I had planned to write an extended piece on the Karen Hughes listenting tour, but at this point there has already been enough commentary out there that I doubt I could really add anything. Serves me right for leaving town at such a delicious time. The whole thing reminds of Evita's "rainbow tour", as portrayed in the theater version of Evita (which I'm embarrassed to say I quite liked as a kid): "face the facts, the rainbow's starting to fade... I don't think she'll make it to England now"/"It wasn't on the schedule anyhow") Just a few thoughts:
The fact that people booed her and challenged her doesn't bother me at all. That's the point of a dialogue. If it wasn't what Hughes was expecting, well, great. It should have been. I would have been far more bothered if she had assembled Bush campaign-style groups who asked questions like "Why are we Arab so irrationally hostile to you? Is it because of Islam or because we resent your civilizational success?" As it is, she at least got some earful of honest opinions.

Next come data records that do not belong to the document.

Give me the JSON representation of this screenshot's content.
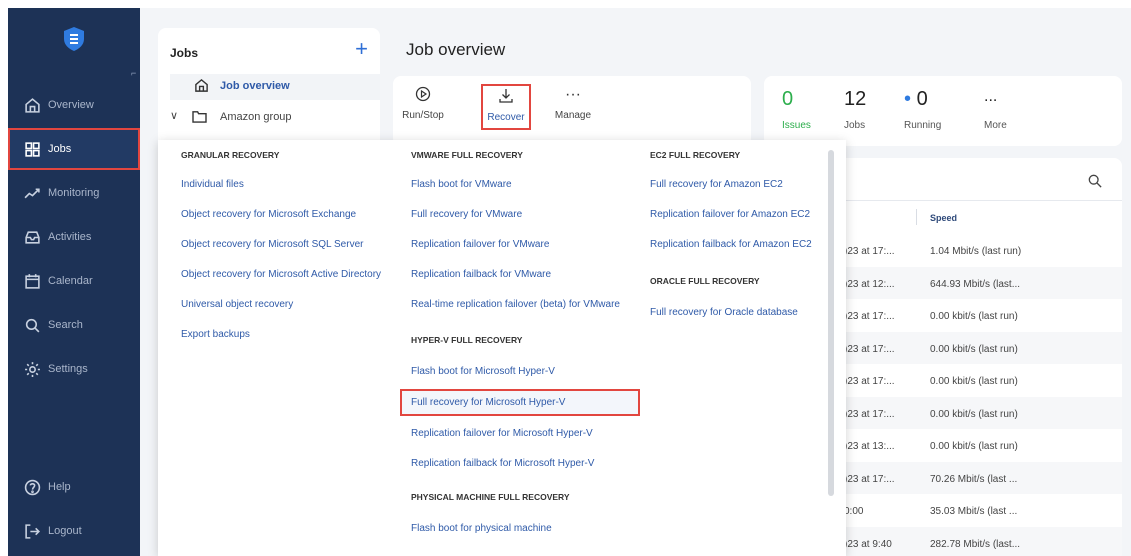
{
  "sidebar": {
    "items": [
      {
        "label": "Overview",
        "icon": "home-icon"
      },
      {
        "label": "Jobs",
        "icon": "grid-icon"
      },
      {
        "label": "Monitoring",
        "icon": "chart-icon"
      },
      {
        "label": "Activities",
        "icon": "inbox-icon"
      },
      {
        "label": "Calendar",
        "icon": "calendar-icon"
      },
      {
        "label": "Search",
        "icon": "search-icon"
      },
      {
        "label": "Settings",
        "icon": "gear-icon"
      }
    ],
    "help": "Help",
    "logout": "Logout"
  },
  "jobs_panel": {
    "title": "Jobs",
    "add": "+",
    "tree": {
      "job_overview": "Job overview",
      "amazon_group": "Amazon group"
    }
  },
  "header": {
    "title": "Job overview"
  },
  "toolbar": {
    "run_stop": "Run/Stop",
    "recover": "Recover",
    "manage": "Manage"
  },
  "stats": {
    "issues": {
      "value": "0",
      "label": "Issues"
    },
    "jobs": {
      "value": "12",
      "label": "Jobs"
    },
    "running": {
      "value": "0",
      "label": "Running"
    },
    "more": {
      "value": "...",
      "label": "More"
    }
  },
  "table": {
    "column_speed": "Speed",
    "rows": [
      {
        "date": ")23 at 17:...",
        "speed": "1.04 Mbit/s (last run)"
      },
      {
        "date": ")23 at 12:...",
        "speed": "644.93 Mbit/s (last..."
      },
      {
        "date": ")23 at 17:...",
        "speed": "0.00 kbit/s (last run)"
      },
      {
        "date": ")23 at 17:...",
        "speed": "0.00 kbit/s (last run)"
      },
      {
        "date": ")23 at 17:...",
        "speed": "0.00 kbit/s (last run)"
      },
      {
        "date": ")23 at 17:...",
        "speed": "0.00 kbit/s (last run)"
      },
      {
        "date": ")23 at 13:...",
        "speed": "0.00 kbit/s (last run)"
      },
      {
        "date": ")23 at 17:...",
        "speed": "70.26 Mbit/s (last ..."
      },
      {
        "date": "0:00",
        "speed": "35.03 Mbit/s (last ..."
      },
      {
        "date": ")23 at 9:40",
        "speed": "282.78 Mbit/s (last..."
      }
    ]
  },
  "recover_menu": {
    "granular": {
      "heading": "GRANULAR RECOVERY",
      "items": [
        "Individual files",
        "Object recovery for Microsoft Exchange",
        "Object recovery for Microsoft SQL Server",
        "Object recovery for Microsoft Active Directory",
        "Universal object recovery",
        "Export backups"
      ]
    },
    "vmware": {
      "heading": "VMWARE FULL RECOVERY",
      "items": [
        "Flash boot for VMware",
        "Full recovery for VMware",
        "Replication failover for VMware",
        "Replication failback for VMware",
        "Real-time replication failover (beta) for VMware"
      ]
    },
    "hyperv": {
      "heading": "HYPER-V FULL RECOVERY",
      "items": [
        "Flash boot for Microsoft Hyper-V",
        "Full recovery for Microsoft Hyper-V",
        "Replication failover for Microsoft Hyper-V",
        "Replication failback for Microsoft Hyper-V"
      ]
    },
    "physical": {
      "heading": "PHYSICAL MACHINE FULL RECOVERY",
      "items": [
        "Flash boot for physical machine"
      ]
    },
    "ec2": {
      "heading": "EC2 FULL RECOVERY",
      "items": [
        "Full recovery for Amazon EC2",
        "Replication failover for Amazon EC2",
        "Replication failback for Amazon EC2"
      ]
    },
    "oracle": {
      "heading": "ORACLE FULL RECOVERY",
      "items": [
        "Full recovery for Oracle database"
      ]
    }
  },
  "colors": {
    "sidebar_bg": "#1d3256",
    "accent": "#2f5aa8",
    "highlight": "#e2463f",
    "success": "#2cae4c"
  }
}
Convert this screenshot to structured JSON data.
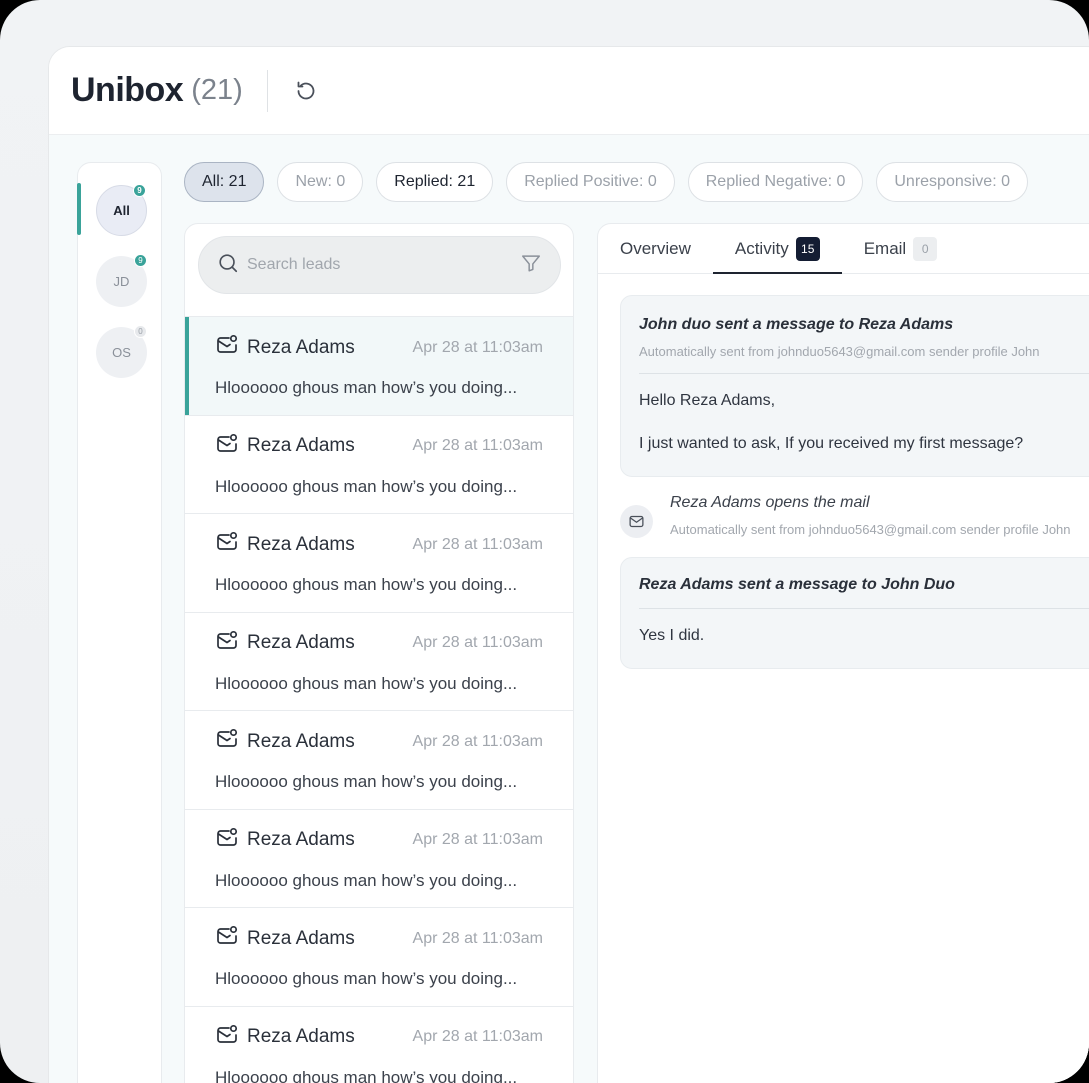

The "I'm a working mom" thing - I'm glad she did it. I'm glad it bombed, horribly and humiliatingly. Maybe now she'll start really understanding that Arab publics are savvy, smart, aware, and highly politicized, and don't appreciate being talked down to. If anyone had asked me (or had read my Foreign Affairs article from two years ago) I would have told them to expect exactly the response she received: "So you're a working mom - who gives a fig? Let's talk about issues." The idea that Hughes could bond with Arabs around common humanity - "we all love children" - is deeply patronizing, infantalizing, and condescending. It also flies in the face of all available survey and focus group data, which overwhelmingly shows appreciation for American society and Americans as individuals, but hostility to American foreign policy.
What matters now is what Hughes does with the experience. If she takes away from this that public diplomacy will only work as a real dialogue about issues, in which her interlocutors have reasoned views which should be taken seriously, then the listening tour will have succeeded. If she takes away from this that future tours need to be better managed, then it will have been a disastrous failure.